Table 1.1 The first telephone survey in the Netherlands
Are you listening to the radio at this moment? | Percentage |
---|---|
Was listening | 24 |
Was not listening | 38 |
Line busy | 5 |
No answer | 31 |
Did not have a radio | 2 |
If people declared they were listening to the radio, the program they were listening to was asked. It turned out that 85% was listening the “Bonte Dinsdagavondtrein,” a very famous radio show at that time.
Telephone interviewing has some limitations. Interviews cannot last too long, and no written answer is possible. Obviously, no show cards are used; lists are read loud (by the interviewers).
This implies a possible recency effect in the answers. Another problem may be the lack of a proper sampling frame. Telephone directories may suffer from severe under‐coverage because many people do not want their phone number is in the directory. Another new development is that increasingly people replace their landline phone by a mobile phone. This fact increases under‐coverage in the telephone directories. For example, according to Cobben and Bethlehem (2005), only between 60% and 70% of the Dutch population had at that time a telephone dictionary.

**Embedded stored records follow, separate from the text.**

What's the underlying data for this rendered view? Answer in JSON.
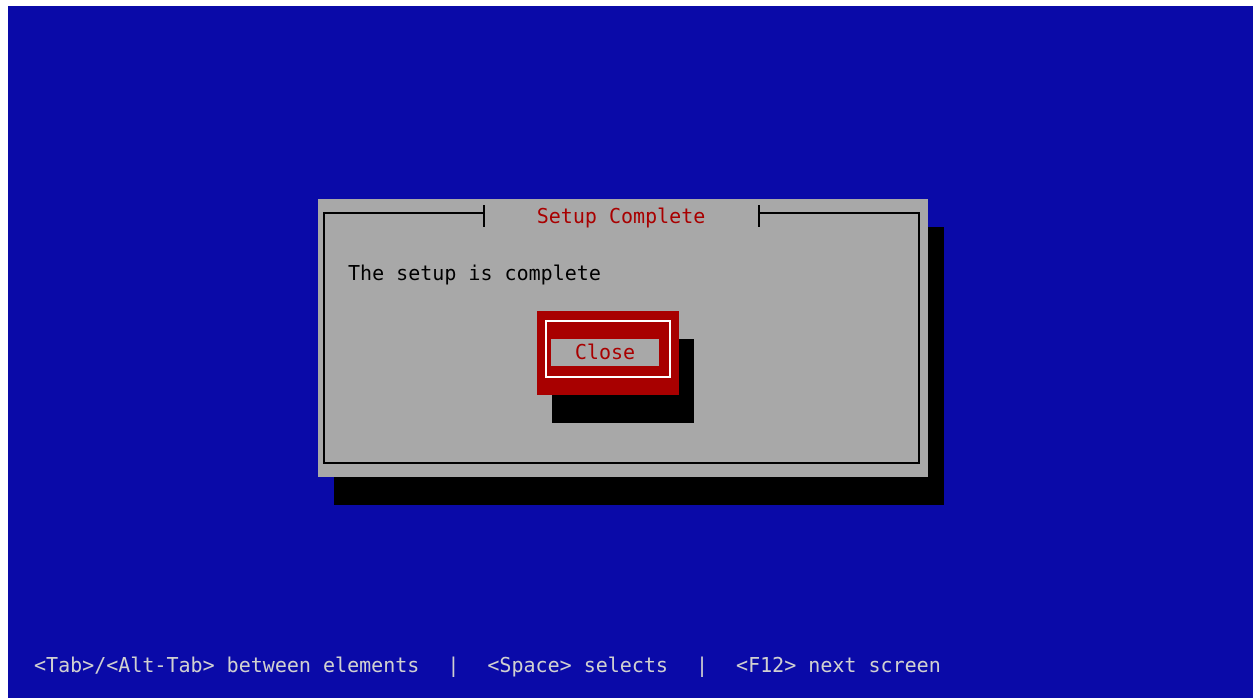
{
  "dialog": {
    "title": "Setup Complete",
    "message": "The setup is complete",
    "close_label": "Close"
  },
  "help_bar": {
    "tab_hint": "<Tab>/<Alt-Tab> between elements",
    "separator_1": "|",
    "space_hint": "<Space> selects",
    "separator_2": "|",
    "f12_hint": "<F12> next screen"
  },
  "colors": {
    "background": "#0a0aa8",
    "dialog": "#a8a8a8",
    "accent": "#a80000",
    "shadow": "#000000",
    "help_text": "#d0d0d0"
  }
}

A way to avoid the under‐coverage problems of telephone directories is to apply random digit dialing (RDD) to generate random phone numbers. A computer algorithm computes valid random telephone numbers. Such an algorithm is able to generate both listed and unlisted numbers. Thus, there is complete coverage. An example of an algorithm used in the United Kingdom is to take a number from a directory and replace its last digit by a random digit. RDD also has drawbacks. In some country it is not clear what an unanswered number means. It can mean that the number is not in use. This is a case of over‐coverage. No follow‐up is needed. It can also mean that someone simply does not answer the phone, which is a case of nonresponse, which has to be followed up. Another drawback of RDD is that there is no information at all about nonrespondents. This makes correction for nonresponse very difficult (Bethlehem, Cobben, and Schouten (2011), see also Chapter 12).
The choice of the mode of data collection is not any easy one. It is usually a compromise between quality and costs. In large countries (like the United States) or sparsely populated countries (like Sweden), it is almost impossible to collect survey data by means of face‐to‐face interviewing. It requires so many interviewers that have to do so much traveling that the costs would be very high. Therefore, it is not surprising that telephone interviewing emerged here as a major data collection mode. In a very small and densely populated country, like the Netherlands, face‐to‐face interviewing is much more attractive. Coverage problems of telephone directories and low response rates also play a role in the choice for face‐to‐face interviewing. More about data collection issues is in Couper et al. (1998).